Critical Assessment of Surgical Outcomes and Health Services Research


The practice of surgery has undergone a dramatic evolution over the last century with the availability of new scientific evidence supporting the use of different surgical techniques and management. Central to this mission is the process of critically appraising the surgical evidence base at every opportunity and deciding what can and should be applied to routine clinical practice.

Critical appraisal is defined as the process of carefully and systematically examining research evidence to judge its validity, its value, and its relevance to a particular context. Decisions related to surgical care delivery should be made following a careful assessment of individual patient preferences, clinical experience, and critical appraisal of the evidence in the medical literature.
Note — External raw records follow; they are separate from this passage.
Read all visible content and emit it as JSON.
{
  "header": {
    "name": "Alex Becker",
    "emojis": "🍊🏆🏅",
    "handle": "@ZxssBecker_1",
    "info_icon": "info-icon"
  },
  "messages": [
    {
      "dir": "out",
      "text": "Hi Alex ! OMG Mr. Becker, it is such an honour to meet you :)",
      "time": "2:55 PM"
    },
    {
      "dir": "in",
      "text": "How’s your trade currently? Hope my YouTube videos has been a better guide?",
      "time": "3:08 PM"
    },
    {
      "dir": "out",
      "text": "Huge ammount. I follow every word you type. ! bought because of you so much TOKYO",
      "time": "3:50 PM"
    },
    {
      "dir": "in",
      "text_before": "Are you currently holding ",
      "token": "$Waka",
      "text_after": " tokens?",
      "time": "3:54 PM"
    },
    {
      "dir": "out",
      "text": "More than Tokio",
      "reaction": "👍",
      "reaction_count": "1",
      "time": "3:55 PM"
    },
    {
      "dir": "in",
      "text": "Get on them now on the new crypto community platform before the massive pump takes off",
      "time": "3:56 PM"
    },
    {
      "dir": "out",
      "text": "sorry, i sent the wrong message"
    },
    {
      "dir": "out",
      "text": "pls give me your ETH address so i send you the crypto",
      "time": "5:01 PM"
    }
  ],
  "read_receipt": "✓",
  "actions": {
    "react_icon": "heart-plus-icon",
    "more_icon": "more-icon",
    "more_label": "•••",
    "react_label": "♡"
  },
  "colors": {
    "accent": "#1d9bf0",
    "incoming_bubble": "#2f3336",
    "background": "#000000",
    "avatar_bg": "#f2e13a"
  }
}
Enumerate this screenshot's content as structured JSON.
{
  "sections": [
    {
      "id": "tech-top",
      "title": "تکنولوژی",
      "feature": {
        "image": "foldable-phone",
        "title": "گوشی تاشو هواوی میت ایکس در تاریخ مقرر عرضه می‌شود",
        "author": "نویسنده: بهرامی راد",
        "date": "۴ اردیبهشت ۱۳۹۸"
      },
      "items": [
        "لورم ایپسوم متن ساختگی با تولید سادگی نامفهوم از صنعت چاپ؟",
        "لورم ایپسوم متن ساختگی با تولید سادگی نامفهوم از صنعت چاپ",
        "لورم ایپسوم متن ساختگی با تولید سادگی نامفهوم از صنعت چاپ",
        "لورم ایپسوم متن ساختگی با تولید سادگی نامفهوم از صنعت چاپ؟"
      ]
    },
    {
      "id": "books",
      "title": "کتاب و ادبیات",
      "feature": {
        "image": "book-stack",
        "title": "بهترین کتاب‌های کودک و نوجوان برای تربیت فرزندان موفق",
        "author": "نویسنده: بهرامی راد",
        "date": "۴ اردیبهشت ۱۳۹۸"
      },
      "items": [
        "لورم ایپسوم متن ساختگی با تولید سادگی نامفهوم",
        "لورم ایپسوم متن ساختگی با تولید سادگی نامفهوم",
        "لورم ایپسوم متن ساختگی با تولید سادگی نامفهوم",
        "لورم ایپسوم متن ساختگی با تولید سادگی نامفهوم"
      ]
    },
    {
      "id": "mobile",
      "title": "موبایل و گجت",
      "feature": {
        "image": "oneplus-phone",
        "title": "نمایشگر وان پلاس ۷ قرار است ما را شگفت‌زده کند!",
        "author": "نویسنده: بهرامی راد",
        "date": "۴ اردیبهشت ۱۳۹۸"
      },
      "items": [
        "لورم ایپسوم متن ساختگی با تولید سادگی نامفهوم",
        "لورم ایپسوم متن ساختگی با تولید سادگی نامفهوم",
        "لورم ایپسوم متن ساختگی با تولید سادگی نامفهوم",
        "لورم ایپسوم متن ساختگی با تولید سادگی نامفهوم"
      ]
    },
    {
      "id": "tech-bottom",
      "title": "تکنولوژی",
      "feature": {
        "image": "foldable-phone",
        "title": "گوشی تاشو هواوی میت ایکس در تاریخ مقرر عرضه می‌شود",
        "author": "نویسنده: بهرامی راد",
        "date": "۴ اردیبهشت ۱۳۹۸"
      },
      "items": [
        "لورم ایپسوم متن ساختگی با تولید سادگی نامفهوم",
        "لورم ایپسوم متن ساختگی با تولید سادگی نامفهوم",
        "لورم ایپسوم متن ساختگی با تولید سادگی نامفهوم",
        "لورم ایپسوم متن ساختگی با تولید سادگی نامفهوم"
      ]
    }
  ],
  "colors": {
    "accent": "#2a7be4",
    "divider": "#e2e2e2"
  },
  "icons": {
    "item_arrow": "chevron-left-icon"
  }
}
However, given the breadth and complexity of information, surgeons often are challenged to critically evaluate the literature and extrapolate the findings from health services and outcomes studies.

This chapter provides a framework to critically appraise surgical outcomes and health services research. This includes methods to assess the strength of evidence for surgical practices, establish the validity of scientific studies in surgery, and apply evidence-based medicine practices to improve the quality of surgical care. The intent is to provide the reader with conceptual and analytic tools that a modern, evidence-based surgeon needs to navigate the surgical outcomes literature and implement practices that are based on sound science.

Evidence-Based Approach to Surgery

Surgeons must be able to understand the evidence-based medicine process in order to identify, access, apply, and integrate new knowledge into their clinical practice and provide high-quality care for their patients. In practice, evidence-based medicine involves the following three fundamental principles. First, the ability to make optimal clinical decisions requires awareness of the best available research evidence. Second, there must be standards by which to judge whether evidence can be trusted. Third, the quality of evidence for benefit must be weighed against the risks, burdens, and costs associated with alternative management strategies, while simultaneously considering individual patients’ predicaments, values, and preferences. This evidence-based approach to clinical practice can also be remembered by the five A’s—ask, acquire, appraise, apply, and assess ( Fig. 8.1 ). These five steps provide a model for practicing evidence-based medicine that all clinicians are encouraged to use when questions arise during the routine care of patients.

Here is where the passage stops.